Will A Locked Bicycle Make an Honest Person Honest?
Before I talk too much about honesty, I’d like to definite it. According to Wikipedia, Honesty refers to a facet of moral character and connotes positive and virtuous attributes such as integrity, truthfulness, straightforwardness, including straightforwardness of conduct, along with the absence of lying, cheating, theft, etc.
Our debate focused on true examples of honesty and dishonesty. As an example of my definition of honesty, I thought a locked bicycle would keep an honest person honest. This was something I read or heard growing up and still being young and naïve, regurgitated that statement without strong critical thinking.
My friend across the hall adamantly opposed my logic. His thesis was that if one is truly honest, it should make no difference whether a bicycle is locked or unsecured. If you are honest, you don’t touch someone else’s personal property regardless of the situation (unless of course you’re bringing it to the lost and found or trying to find the true owner). Besides bicycles, this approach could apply to unclaimed backpacks, various technology hardware, lost purses or wallets.

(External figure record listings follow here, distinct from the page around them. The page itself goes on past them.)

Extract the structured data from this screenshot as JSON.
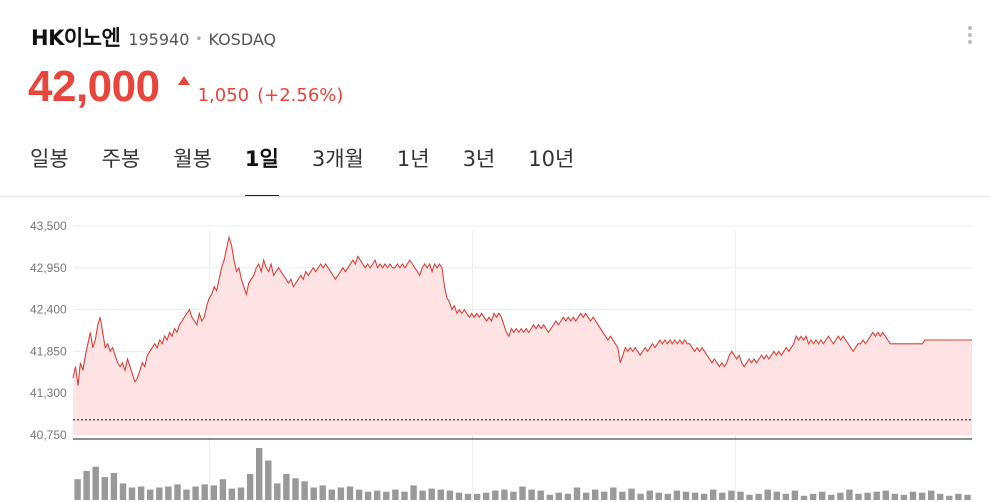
{
  "stock": {
    "name": "HK이노엔",
    "code": "195940",
    "separator": "•",
    "market": "KOSDAQ",
    "price": "42,000",
    "change": "1,050",
    "change_pct": "(+2.56%)",
    "direction": "up"
  },
  "tabs": [
    {
      "label": "일봉",
      "active": false
    },
    {
      "label": "주봉",
      "active": false
    },
    {
      "label": "월봉",
      "active": false
    },
    {
      "label": "1일",
      "active": true
    },
    {
      "label": "3개월",
      "active": false
    },
    {
      "label": "1년",
      "active": false
    },
    {
      "label": "3년",
      "active": false
    },
    {
      "label": "10년",
      "active": false
    }
  ],
  "colors": {
    "up": "#e8453c",
    "line": "#d9413b",
    "area": "#fde3e3",
    "volume": "#999999"
  },
  "chart_data": {
    "type": "area",
    "title": "",
    "xlabel": "",
    "ylabel": "",
    "ylim": [
      40750,
      43500
    ],
    "y_ticks": [
      "43,500",
      "42,950",
      "42,400",
      "41,850",
      "41,300",
      "40,750"
    ],
    "y_tick_values": [
      43500,
      42950,
      42400,
      41850,
      41300,
      40750
    ],
    "grid": true,
    "reference_price": 40950,
    "x_session_steps": [
      0,
      52,
      152,
      252,
      342
    ],
    "series": [
      {
        "values": [
          41500,
          41650,
          41400,
          41700,
          41600,
          41800,
          41950,
          42100,
          41900,
          42000,
          42200,
          42300,
          42100,
          41900,
          41950,
          41850,
          41900,
          41800,
          41700,
          41650,
          41700,
          41600,
          41750,
          41650,
          41550,
          41450,
          41500,
          41600,
          41700,
          41650,
          41800,
          41850,
          41900,
          41950,
          41900,
          42000,
          41950,
          42050,
          42000,
          42100,
          42050,
          42150,
          42100,
          42200,
          42250,
          42300,
          42350,
          42400,
          42300,
          42250,
          42200,
          42350,
          42250,
          42300,
          42450,
          42550,
          42600,
          42700,
          42650,
          42800,
          42950,
          43050,
          43200,
          43350,
          43250,
          43050,
          42900,
          42950,
          42800,
          42700,
          42600,
          42750,
          42800,
          42850,
          42950,
          43000,
          42900,
          43050,
          42950,
          42900,
          43000,
          42850,
          42900,
          42950,
          42900,
          42850,
          42800,
          42750,
          42800,
          42700,
          42750,
          42800,
          42850,
          42800,
          42900,
          42850,
          42900,
          42950,
          42900,
          42950,
          43000,
          42950,
          43000,
          42950,
          42900,
          42850,
          42800,
          42850,
          42900,
          42950,
          42900,
          42950,
          43000,
          43050,
          43000,
          43100,
          43050,
          43000,
          42950,
          43000,
          42950,
          43000,
          43050,
          42950,
          43000,
          42950,
          43000,
          42950,
          43000,
          42950,
          42950,
          43000,
          42950,
          43000,
          42950,
          43000,
          43050,
          43000,
          42950,
          42900,
          42850,
          42950,
          43000,
          42950,
          43000,
          42900,
          43000,
          42950,
          43000,
          42950,
          42700,
          42550,
          42500,
          42400,
          42450,
          42350,
          42400,
          42350,
          42400,
          42350,
          42300,
          42350,
          42300,
          42350,
          42300,
          42350,
          42300,
          42250,
          42300,
          42250,
          42350,
          42300,
          42350,
          42300,
          42200,
          42100,
          42050,
          42150,
          42100,
          42150,
          42100,
          42150,
          42100,
          42150,
          42100,
          42150,
          42200,
          42150,
          42200,
          42150,
          42200,
          42150,
          42100,
          42150,
          42200,
          42250,
          42200,
          42250,
          42300,
          42250,
          42300,
          42250,
          42300,
          42250,
          42300,
          42350,
          42300,
          42350,
          42300,
          42250,
          42300,
          42250,
          42200,
          42150,
          42100,
          42050,
          42000,
          42050,
          42000,
          41950,
          41900,
          41700,
          41800,
          41900,
          41850,
          41900,
          41850,
          41900,
          41850,
          41800,
          41850,
          41900,
          41850,
          41900,
          41950,
          41900,
          41950,
          42000,
          41950,
          42000,
          41950,
          42000,
          41950,
          42000,
          41950,
          42000,
          41950,
          42000,
          41950,
          41950,
          41900,
          41850,
          41900,
          41850,
          41900,
          41850,
          41800,
          41750,
          41700,
          41750,
          41700,
          41650,
          41700,
          41650,
          41700,
          41800,
          41850,
          41800,
          41750,
          41800,
          41700,
          41650,
          41700,
          41750,
          41700,
          41750,
          41700,
          41750,
          41800,
          41750,
          41800,
          41750,
          41800,
          41850,
          41800,
          41850,
          41800,
          41850,
          41900,
          41850,
          41900,
          41950,
          42050,
          42000,
          42050,
          42000,
          42050,
          41950,
          42000,
          41950,
          42000,
          41950,
          42000,
          41950,
          42000,
          42050,
          42000,
          41950,
          42000,
          42050,
          42000,
          42050,
          42000,
          41950,
          41900,
          41850,
          41900,
          41950,
          41950,
          42000,
          41950,
          42000,
          42050,
          42100,
          42050,
          42100,
          42050,
          42100,
          42050,
          42000,
          41950,
          41950,
          41950,
          41950,
          41950,
          41950,
          41950,
          41950,
          41950,
          41950,
          41950,
          41950,
          41950,
          41950,
          42000,
          42000,
          42000,
          42000,
          42000,
          42000,
          42000,
          42000,
          42000,
          42000,
          42000,
          42000,
          42000,
          42000,
          42000,
          42000,
          42000,
          42000,
          42000,
          42000
        ]
      }
    ],
    "volume": [
      20,
      28,
      32,
      22,
      26,
      16,
      12,
      13,
      10,
      12,
      13,
      15,
      10,
      13,
      15,
      14,
      20,
      11,
      12,
      25,
      50,
      38,
      16,
      25,
      21,
      18,
      12,
      14,
      10,
      12,
      13,
      10,
      8,
      9,
      8,
      10,
      8,
      14,
      9,
      11,
      10,
      9,
      7,
      6,
      6,
      7,
      9,
      10,
      8,
      13,
      10,
      9,
      5,
      7,
      6,
      12,
      7,
      10,
      8,
      12,
      8,
      11,
      6,
      9,
      7,
      6,
      9,
      8,
      7,
      6,
      10,
      7,
      9,
      8,
      5,
      6,
      10,
      8,
      6,
      9,
      4,
      6,
      8,
      5,
      7,
      10,
      6,
      7,
      8,
      9,
      6,
      5,
      8,
      7,
      9,
      6,
      4,
      6,
      5
    ]
  }
}
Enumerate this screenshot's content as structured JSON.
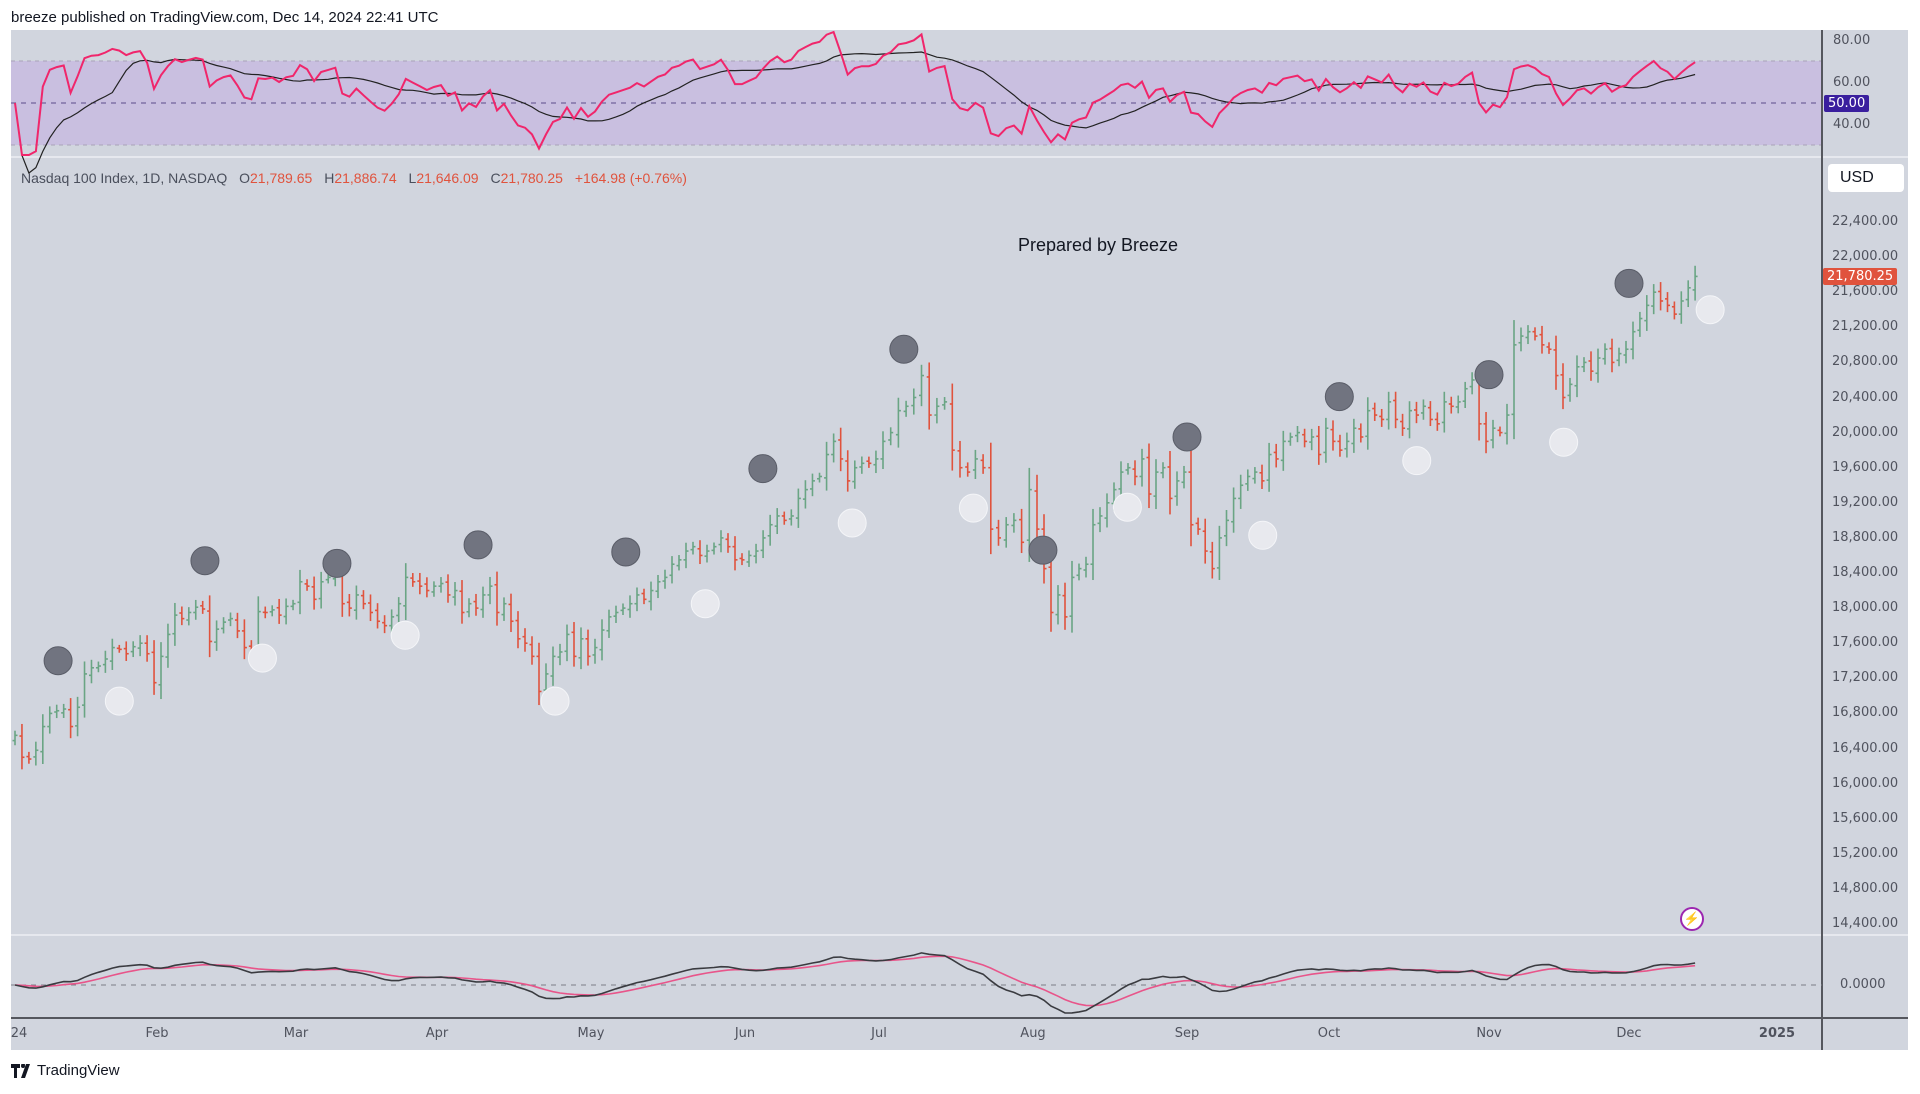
{
  "header": {
    "published": "breeze published on TradingView.com, Dec 14, 2024 22:41 UTC"
  },
  "legend": {
    "symbol": "Nasdaq 100 Index, 1D, NASDAQ",
    "open_label": "O",
    "open": "21,789.65",
    "high_label": "H",
    "high": "21,886.74",
    "low_label": "L",
    "low": "21,646.09",
    "close_label": "C",
    "close": "21,780.25",
    "change": "+164.98 (+0.76%)"
  },
  "annotation": "Prepared by Breeze",
  "currency": "USD",
  "last_price_tag": "21,780.25",
  "rsi_axis": {
    "ticks": [
      "80.00",
      "60.00",
      "40.00"
    ],
    "midline_tag": "50.00"
  },
  "macd_axis": {
    "ticks": [
      "0.0000"
    ]
  },
  "footer": {
    "logo_text": "TradingView"
  },
  "colors": {
    "up": "#6aa584",
    "down": "#e0533d",
    "rsi": "#f0266b",
    "rsi_band": "#c9bfe0",
    "background": "#d1d5de",
    "macd": "#3a3b40",
    "signal": "#e8558a",
    "high_marker": "#717480",
    "low_marker": "#e8e9ee",
    "midline_tag": "#3a1f9e"
  },
  "icons": {
    "alert": "lightning-icon",
    "logo": "tradingview-logo-icon"
  },
  "chart_data": {
    "type": "ohlc",
    "title": "Nasdaq 100 Index, 1D, NASDAQ",
    "y_ticks": [
      "22,400.00",
      "22,000.00",
      "21,600.00",
      "21,200.00",
      "20,800.00",
      "20,400.00",
      "20,000.00",
      "19,600.00",
      "19,200.00",
      "18,800.00",
      "18,400.00",
      "18,000.00",
      "17,600.00",
      "17,200.00",
      "16,800.00",
      "16,400.00",
      "16,000.00",
      "15,600.00",
      "15,200.00",
      "14,800.00",
      "14,400.00"
    ],
    "x_ticks": [
      "24",
      "Feb",
      "Mar",
      "Apr",
      "May",
      "Jun",
      "Jul",
      "Aug",
      "Sep",
      "Oct",
      "Nov",
      "Dec",
      "2025"
    ],
    "ylim": [
      14200,
      22700
    ],
    "daily_closes_by_month": {
      "Jan": [
        16550,
        16300,
        16280,
        16380,
        16650,
        16800,
        16830,
        16850,
        16650,
        16870,
        17250,
        17320,
        17340,
        17420,
        17550,
        17530,
        17480,
        17560,
        17600,
        17480,
        17150
      ],
      "Feb": [
        17450,
        17700,
        17920,
        17880,
        17950,
        18010,
        17990,
        17620,
        17760,
        17840,
        17880,
        17740,
        17550,
        17520,
        17960,
        17950,
        17980,
        17920,
        18020,
        18050
      ],
      "Mar": [
        18300,
        18250,
        18100,
        18300,
        18350,
        18400,
        18050,
        18000,
        18150,
        18050,
        17950,
        17850,
        17800,
        17900,
        18050,
        18350,
        18300,
        18250,
        18200,
        18250
      ],
      "Apr": [
        18280,
        18150,
        18200,
        17950,
        18050,
        18000,
        18150,
        18250,
        17950,
        18050,
        17850,
        17650,
        17600,
        17450,
        17050,
        17250,
        17450,
        17500,
        17700,
        17450,
        17650,
        17450
      ],
      "May": [
        17550,
        17750,
        17900,
        17950,
        18000,
        18050,
        18150,
        18100,
        18200,
        18300,
        18350,
        18500,
        18550,
        18650,
        18700,
        18600,
        18650,
        18700,
        18800,
        18700,
        18550,
        18550
      ],
      "Jun": [
        18600,
        18650,
        18800,
        18950,
        19050,
        19000,
        19050,
        19250,
        19350,
        19450,
        19500,
        19750,
        19900,
        19700,
        19450,
        19600,
        19650,
        19650,
        19700
      ],
      "Jul": [
        19900,
        20000,
        20250,
        20300,
        20400,
        20650,
        20200,
        20300,
        20350,
        19800,
        19600,
        19550,
        19700,
        19600,
        18900,
        18800,
        18950,
        19000,
        18750,
        19350
      ],
      "Aug": [
        18900,
        18450,
        17950,
        18150,
        17900,
        18350,
        18450,
        18500,
        18950,
        19050,
        19200,
        19350,
        19550,
        19600,
        19500,
        19700,
        19300,
        19550,
        19600,
        19250,
        19450,
        19550
      ],
      "Sep": [
        18950,
        18900,
        18650,
        18450,
        18800,
        19000,
        19250,
        19400,
        19500,
        19550,
        19450,
        19750,
        19700,
        19900,
        19950,
        20000,
        19900,
        19950,
        19750,
        20050
      ],
      "Oct": [
        19900,
        19800,
        19900,
        20050,
        19950,
        20250,
        20200,
        20150,
        20350,
        20150,
        20050,
        20250,
        20200,
        20300,
        20150,
        20100,
        20350,
        20300,
        20350,
        20500,
        20600,
        20100,
        19900
      ],
      "Nov": [
        20050,
        20000,
        20200,
        21000,
        21100,
        21150,
        21100,
        21000,
        20950,
        20650,
        20400,
        20550,
        20750,
        20800,
        20700,
        20850,
        20950,
        20800,
        20900,
        20950
      ],
      "Dec": [
        21150,
        21300,
        21450,
        21600,
        21500,
        21450,
        21350,
        21500,
        21650,
        21780
      ]
    },
    "swing_high_markers": [
      {
        "date": "2024-01-11",
        "price": 17400
      },
      {
        "date": "2024-02-11",
        "price": 18540
      },
      {
        "date": "2024-03-10",
        "price": 18510
      },
      {
        "date": "2024-04-09",
        "price": 18720
      },
      {
        "date": "2024-05-08",
        "price": 18640
      },
      {
        "date": "2024-06-05",
        "price": 19590
      },
      {
        "date": "2024-07-06",
        "price": 20950
      },
      {
        "date": "2024-08-03",
        "price": 18660
      },
      {
        "date": "2024-09-01",
        "price": 19950
      },
      {
        "date": "2024-10-03",
        "price": 20410
      },
      {
        "date": "2024-11-01",
        "price": 20660
      },
      {
        "date": "2024-12-01",
        "price": 21700
      }
    ],
    "swing_low_markers": [
      {
        "date": "2024-01-24",
        "price": 16940
      },
      {
        "date": "2024-02-23",
        "price": 17430
      },
      {
        "date": "2024-03-25",
        "price": 17690
      },
      {
        "date": "2024-04-24",
        "price": 16940
      },
      {
        "date": "2024-05-24",
        "price": 18050
      },
      {
        "date": "2024-06-25",
        "price": 18970
      },
      {
        "date": "2024-07-20",
        "price": 19140
      },
      {
        "date": "2024-08-20",
        "price": 19150
      },
      {
        "date": "2024-09-17",
        "price": 18830
      },
      {
        "date": "2024-10-18",
        "price": 19680
      },
      {
        "date": "2024-11-17",
        "price": 19890
      },
      {
        "date": "2024-12-18",
        "price": 21400
      }
    ]
  }
}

In retrospect, I’m aligned to his thesis that an honest person will not usurp someone else’s property whether it’s secure or not. Being 19 at the time, I wasn’t completely ready to deeply internalize and objectively evaluate his viewpoint on honesty.
Today, I may walk by an unsecured expensive bicycle in a park and think to myself, where is the owner, I could just pedal away on that beauty! That could be the first thing that comes to mind, I could grab this item without any criminal repercussions. If that thought comes to mind, I’d reckon it’s the ID taking control as Freud stated, the ID being the primitive and instinctual part of one’s mind.
Of course, when someone acts upon their devious or unlawful thoughts, it’s lacking integrity if not honesty. Never showing up on the police beat doesn’t mean one is honest, it perhaps means they’re good at their craft or have not yet been caught. I can’t speak for others but I wonder how many upstanding citizens have a quick snapshot about grabbing something of value that’s not theirs. After pushing aside the ID and engaging in rational thought, realize taking something that does not belong to you is not of moral character and would lack integrity, truthfulness and straightforwardness.
Again, I lock my bike or car or secure my wallet (especially in high petty theft places) not to protect myself against the honest individuals, but to protect against the dishonest.